Podcast overview: Internals of GCC
an interview with Morgan Deters
In this post we will take a look of what I have understood in this podcast recorded in the Software Engineering radio website.
A couple of semesters ago I had my Advanced Programming course which focuses on some of the low level appliances that are provided by the language C. In the first few lectures, I was taught that libraries needed to be linked manually in console. Also I learnt that I could write a couple of instructions to the compiler so that it comes up with a couple of optimizations at run time.
I'm still unsure about the functionality of all of the layers that my C program has to go through in order to be transformed into machine code. In this podcast I have got a nice insight of how a tool such as GCC manages to do such optimizations.

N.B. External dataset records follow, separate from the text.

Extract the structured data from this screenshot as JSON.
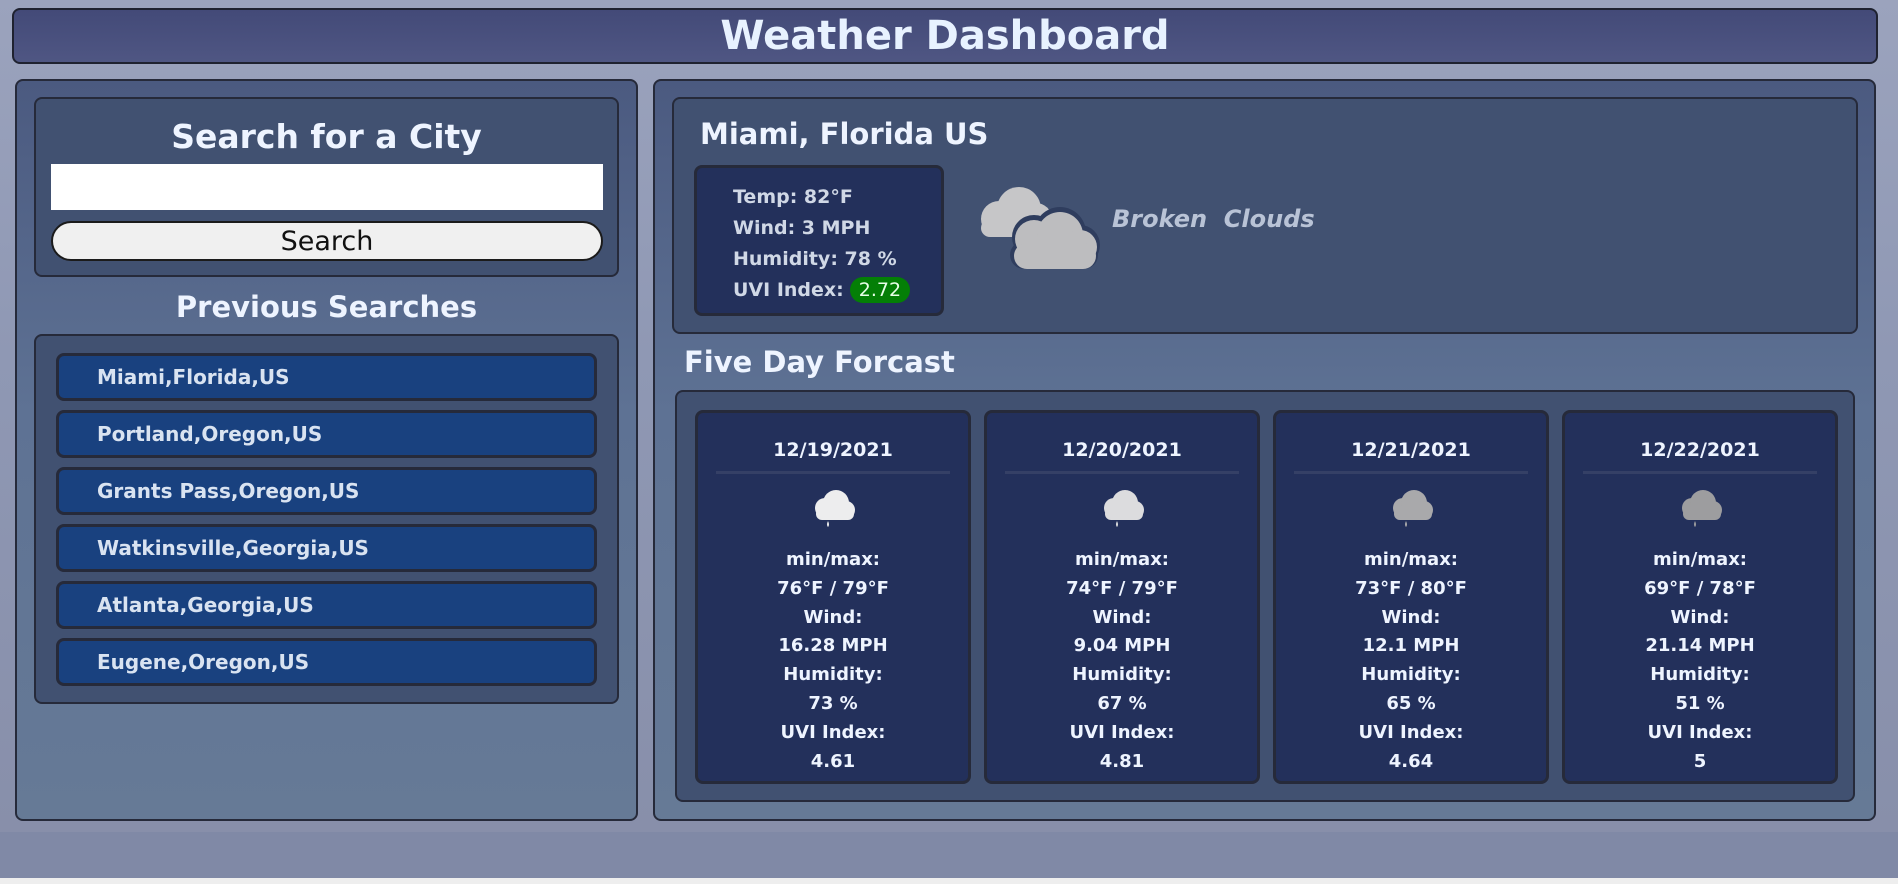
{
  "header": {
    "title": "Weather Dashboard"
  },
  "search": {
    "title": "Search for a City",
    "input_value": "",
    "placeholder": "",
    "button_label": "Search"
  },
  "history": {
    "title": "Previous Searches",
    "items": [
      "Miami,Florida,US",
      "Portland,Oregon,US",
      "Grants Pass,Oregon,US",
      "Watkinsville,Georgia,US",
      "Atlanta,Georgia,US",
      "Eugene,Oregon,US"
    ]
  },
  "current": {
    "city": "Miami, Florida US",
    "temp": "Temp: 82°F",
    "wind": "Wind: 3 MPH",
    "humidity": "Humidity: 78 %",
    "uvi_label": "UVI Index:",
    "uvi_value": "2.72",
    "uvi_color": "#047f06",
    "condition": "Broken  Clouds",
    "icon": "broken-clouds-icon"
  },
  "forecast": {
    "title": "Five Day Forcast",
    "min_max_label": "min/max:",
    "wind_label": "Wind:",
    "humidity_label": "Humidity:",
    "uvi_label": "UVI Index:",
    "days": [
      {
        "date": "12/19/2021",
        "minmax": "76°F / 79°F",
        "wind": "16.28 MPH",
        "humidity": "73 %",
        "uvi": "4.61",
        "icon": "rain-cloud-icon"
      },
      {
        "date": "12/20/2021",
        "minmax": "74°F / 79°F",
        "wind": "9.04 MPH",
        "humidity": "67 %",
        "uvi": "4.81",
        "icon": "rain-cloud-icon"
      },
      {
        "date": "12/21/2021",
        "minmax": "73°F / 80°F",
        "wind": "12.1 MPH",
        "humidity": "65 %",
        "uvi": "4.64",
        "icon": "rain-cloud-icon"
      },
      {
        "date": "12/22/2021",
        "minmax": "69°F / 78°F",
        "wind": "21.14 MPH",
        "humidity": "51 %",
        "uvi": "5",
        "icon": "rain-cloud-icon"
      }
    ]
  }
}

From what I understood, first of all it seems that GCC transforms code into a standardized tree of instructions that is architecture independent. So every language supported by GCC converges into a same set of instructions, depending of the architecture that is being used. A "front end" compiler needs to be built for each of the languages, since high level expressions are treated differently. Additionally, this language-specific front-end needs to be attached with the so called "middle-end" to the architecture specific developments at the back-end. Through the podcast, there is a question about the optimization support for multi-core architectures in the GCC collection. My friend and classmate Rodrigo Garcia made some speculation about the lack of support from GCC to for this kind of architectures in his very own post. Personally I believe that there will be support at some point, however the amount of variables to be considered to build a safe compiler scales up the difficulty of building such optimizations as resource sharing, as far as I know, is one of the fundamentals of multi-core processing. It is also quite risky and difficult to implement.
One thing I have found to be interesting is the assignation of registers at the assembly level. It seems that this needs to be done by GCC since a processor actually assigns few of them for the execution of a program. I believe that this process might play a role in making multi-processor optimization as limited as it is.